The weapon is called the XM-25 rifle. It is a programmable rifle that can be set so that its 25 millimeter ammunition rounds detonate either in front of or behind a target. It something like a meld between a rifle and a grenade launcher. Sounds interesting, right? In theory it works like this:
-- A patrol encounters an enemy combatant in a walled village who fires an AK-47 intermittently from behind cover, exposing himself only for a brief second to fire.It has a range of 2,300 feet.
-- The patrol's leader calls for the XM25 gunman, who uses the weapon's laser range finder to calculate the distance to the target.

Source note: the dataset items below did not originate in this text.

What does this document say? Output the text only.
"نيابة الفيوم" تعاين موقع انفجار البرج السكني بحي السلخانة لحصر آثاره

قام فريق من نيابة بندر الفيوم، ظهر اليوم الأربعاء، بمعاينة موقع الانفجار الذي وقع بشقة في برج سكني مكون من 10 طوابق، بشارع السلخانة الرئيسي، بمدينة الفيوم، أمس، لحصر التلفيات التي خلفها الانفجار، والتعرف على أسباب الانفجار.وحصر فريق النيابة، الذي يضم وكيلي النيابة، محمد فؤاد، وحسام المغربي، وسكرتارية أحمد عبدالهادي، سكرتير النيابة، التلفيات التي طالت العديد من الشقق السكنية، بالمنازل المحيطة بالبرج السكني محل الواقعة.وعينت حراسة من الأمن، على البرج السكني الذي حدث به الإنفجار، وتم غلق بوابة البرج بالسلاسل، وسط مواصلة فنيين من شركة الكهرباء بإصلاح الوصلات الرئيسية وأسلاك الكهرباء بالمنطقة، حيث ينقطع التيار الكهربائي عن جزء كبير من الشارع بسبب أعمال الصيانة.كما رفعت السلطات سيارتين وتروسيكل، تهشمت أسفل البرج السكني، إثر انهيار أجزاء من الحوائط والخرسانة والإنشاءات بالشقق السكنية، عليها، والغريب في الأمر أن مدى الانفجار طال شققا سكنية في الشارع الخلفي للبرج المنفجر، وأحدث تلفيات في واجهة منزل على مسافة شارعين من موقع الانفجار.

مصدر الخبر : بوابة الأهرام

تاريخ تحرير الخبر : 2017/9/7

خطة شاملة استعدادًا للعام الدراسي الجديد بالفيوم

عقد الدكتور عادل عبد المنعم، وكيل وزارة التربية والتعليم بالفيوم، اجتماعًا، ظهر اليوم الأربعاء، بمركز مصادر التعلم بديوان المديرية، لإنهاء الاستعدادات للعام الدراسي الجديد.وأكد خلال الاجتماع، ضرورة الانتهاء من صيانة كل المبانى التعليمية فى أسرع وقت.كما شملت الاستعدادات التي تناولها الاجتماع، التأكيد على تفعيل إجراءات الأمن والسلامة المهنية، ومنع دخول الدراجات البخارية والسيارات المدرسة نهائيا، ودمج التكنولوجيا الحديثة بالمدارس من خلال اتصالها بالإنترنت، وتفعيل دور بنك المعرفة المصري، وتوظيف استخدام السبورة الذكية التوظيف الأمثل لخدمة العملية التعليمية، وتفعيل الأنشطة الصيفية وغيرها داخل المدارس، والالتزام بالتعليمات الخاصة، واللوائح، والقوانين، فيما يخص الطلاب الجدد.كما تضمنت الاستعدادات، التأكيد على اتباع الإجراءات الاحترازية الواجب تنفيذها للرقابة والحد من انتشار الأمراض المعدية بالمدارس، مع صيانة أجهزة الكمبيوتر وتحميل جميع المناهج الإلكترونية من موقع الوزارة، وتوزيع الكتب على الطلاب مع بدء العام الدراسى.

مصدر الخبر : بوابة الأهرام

-- He then uses an incremental button located near the trigger to add 1 meter to the round's distance, since the enemy is hiding behind a wall.
-- The round is fired, and it explodes with a blast comparable to a hand grenade past the wall and above the enemy.
And somebody is making some green off of these bad boys. They reportedly cost $35,000 per rifle! According to Lt. Colonel Christopher Lehner, the Army is ordering 12,000 of them in the next year, ostensibly enough to have one per Infantry and Special Forces squad deployed in the theater of war.
The era of ducking behind a wall is ending.
Thanks to our friends at Rantburg for the heads up on this one.